Would you believe that more than a million travellers now visit Tassie annually, leaving us to trouser $1.7 billion?
Some of these visitors are Japanese, including this be-hatted "wrong way" guy in The Avenue, both hands gripped tightly on the steering wheel of a small white vehicle, obviously concerned about breaking local road rules.
Except for the really important one concerning "No Entry" signs.
And those large white road arrows taking up half the road width indicating that you're going the wrong way in Lonnie's legendary one-way street system.
"Oh look," your observant columnist said to fellow caffeine imbiber Ralph as we sat at a kerbside café: "There's a Japanese guy driving a car the wrong direction on The Avenue."
"Oh yes, so there is," replied Ralph, as if this were a regular occurrence.
Then we both took a sip of flat white and counted to 10 very slowly.
By the time we got to "9" the same hire car was hurrying past our café table again, this time the right way round.
Followed by a big Metro bus and bringing to mind that TV Subaru advertisement (paraphrased) "almost running up his clacker".
Our city's one-way streets are definitely taxing the visitor.
It's all well for street-smart natives but tourists want to know how two directions of traffic suddenly become one just because they've driven over an intersection.
Think Charles-Paterson or George-York streets.

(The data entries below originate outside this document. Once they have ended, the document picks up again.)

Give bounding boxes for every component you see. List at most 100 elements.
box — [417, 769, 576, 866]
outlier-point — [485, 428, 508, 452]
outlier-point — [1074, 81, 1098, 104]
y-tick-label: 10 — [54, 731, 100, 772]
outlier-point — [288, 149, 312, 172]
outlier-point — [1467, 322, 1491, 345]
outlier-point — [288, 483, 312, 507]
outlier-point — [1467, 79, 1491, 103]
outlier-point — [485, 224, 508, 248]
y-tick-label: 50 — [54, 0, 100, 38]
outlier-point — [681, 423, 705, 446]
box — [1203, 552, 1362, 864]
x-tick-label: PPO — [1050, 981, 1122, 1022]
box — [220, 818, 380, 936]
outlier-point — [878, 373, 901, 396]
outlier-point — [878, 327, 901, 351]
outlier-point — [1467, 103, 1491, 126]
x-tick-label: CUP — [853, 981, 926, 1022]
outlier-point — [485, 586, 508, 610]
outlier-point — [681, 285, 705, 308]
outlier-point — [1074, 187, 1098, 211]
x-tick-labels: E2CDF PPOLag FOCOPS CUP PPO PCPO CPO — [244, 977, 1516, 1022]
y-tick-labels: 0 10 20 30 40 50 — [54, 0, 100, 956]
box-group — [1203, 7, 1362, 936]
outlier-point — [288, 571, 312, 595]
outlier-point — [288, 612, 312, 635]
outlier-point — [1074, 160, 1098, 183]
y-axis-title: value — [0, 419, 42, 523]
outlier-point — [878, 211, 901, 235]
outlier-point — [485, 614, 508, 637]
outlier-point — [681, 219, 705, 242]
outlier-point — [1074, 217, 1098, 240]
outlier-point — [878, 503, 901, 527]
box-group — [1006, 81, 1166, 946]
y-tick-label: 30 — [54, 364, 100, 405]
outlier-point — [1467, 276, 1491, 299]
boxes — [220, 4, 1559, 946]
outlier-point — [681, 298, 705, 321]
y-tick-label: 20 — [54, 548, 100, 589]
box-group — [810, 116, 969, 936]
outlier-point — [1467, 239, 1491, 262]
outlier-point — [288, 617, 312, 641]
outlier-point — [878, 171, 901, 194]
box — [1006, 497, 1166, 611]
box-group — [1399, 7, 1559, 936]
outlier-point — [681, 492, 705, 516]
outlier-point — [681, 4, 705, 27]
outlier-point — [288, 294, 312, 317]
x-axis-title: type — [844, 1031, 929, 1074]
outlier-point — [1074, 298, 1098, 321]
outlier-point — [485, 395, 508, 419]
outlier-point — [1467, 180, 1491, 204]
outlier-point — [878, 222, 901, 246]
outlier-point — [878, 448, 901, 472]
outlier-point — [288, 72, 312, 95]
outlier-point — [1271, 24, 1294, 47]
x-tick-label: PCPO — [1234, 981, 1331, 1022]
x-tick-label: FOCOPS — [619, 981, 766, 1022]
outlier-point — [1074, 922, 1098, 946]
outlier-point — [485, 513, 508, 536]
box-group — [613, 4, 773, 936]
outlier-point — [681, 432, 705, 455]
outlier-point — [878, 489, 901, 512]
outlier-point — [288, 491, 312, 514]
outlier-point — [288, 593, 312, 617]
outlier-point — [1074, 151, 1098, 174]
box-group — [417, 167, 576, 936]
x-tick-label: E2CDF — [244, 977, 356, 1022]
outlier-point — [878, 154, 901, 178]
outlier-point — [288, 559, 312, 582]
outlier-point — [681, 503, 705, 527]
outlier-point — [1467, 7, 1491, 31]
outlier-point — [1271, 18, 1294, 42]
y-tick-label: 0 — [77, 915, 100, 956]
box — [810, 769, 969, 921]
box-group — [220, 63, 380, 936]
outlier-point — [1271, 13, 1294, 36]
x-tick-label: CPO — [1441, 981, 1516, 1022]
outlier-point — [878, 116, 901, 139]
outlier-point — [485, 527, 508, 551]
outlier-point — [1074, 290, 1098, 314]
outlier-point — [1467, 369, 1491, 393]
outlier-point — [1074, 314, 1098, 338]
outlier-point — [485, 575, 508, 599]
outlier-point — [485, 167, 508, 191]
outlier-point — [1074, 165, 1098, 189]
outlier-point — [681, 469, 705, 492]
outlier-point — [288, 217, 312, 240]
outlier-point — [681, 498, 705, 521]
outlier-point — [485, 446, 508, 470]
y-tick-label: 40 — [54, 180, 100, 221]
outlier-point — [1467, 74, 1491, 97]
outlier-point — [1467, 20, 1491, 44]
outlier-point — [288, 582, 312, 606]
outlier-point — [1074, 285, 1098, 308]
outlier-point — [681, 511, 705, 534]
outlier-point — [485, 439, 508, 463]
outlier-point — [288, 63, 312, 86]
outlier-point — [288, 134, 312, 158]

We just met a nice couple from Wisconsin who were perplexed about everyone driving southward the entire three-lane width of Wellington St.
"In the states, we may have three lanes of traffic headin' one way, but then across the median strip, there's three lanes headin' the other way, where are they?" he asked.
We told them that, in Lonnie's case, the three-lane traffic moving northward was on Bathurst St, "the median is a whole block wide."
They were very impressed.
The pair had stopped this columnist and asked for directions to the Gorge.
We asked them where else they had been in Australia. The astonishing reply was they had flown direct to Launceston from the good ol' US of A.
We wanted to know whether Lonnie's one-way street system had attracted some sort of international status bordering on notoriety.
"Not really," the guy replied with characteristic American earnestness.
"It's just we've done most places, including Europe" (pronounced 'Yerp'), "then we saw your island under Australia and, especially, heard about your foods and wine."
No dramas. Perhaps you have noticed how much more relaxed and comfortable we have become concerning gormandisers in our midst.
Much to do with a confidence structured around knowing we have some of the world's best land and sea tucker plus a generally amiable population.
A far cry from the view on rubberneckers of late great premier Eric Reece, who during the 1950s (before one-way streets) defined a tourist as "someone who comes here with a clean shirt and a 10-pound note and doesn't change either".
Mind you, by 1998, and aged 89, "Electric Eric" had softened his stance a little and conceded that tourism was "quite important" even if our "winters are too cold and we're a dead-end."
Either way, and if you're a CBD pedestrian, be careful out there and look both ways.
Especially when you're crossing The Avenue.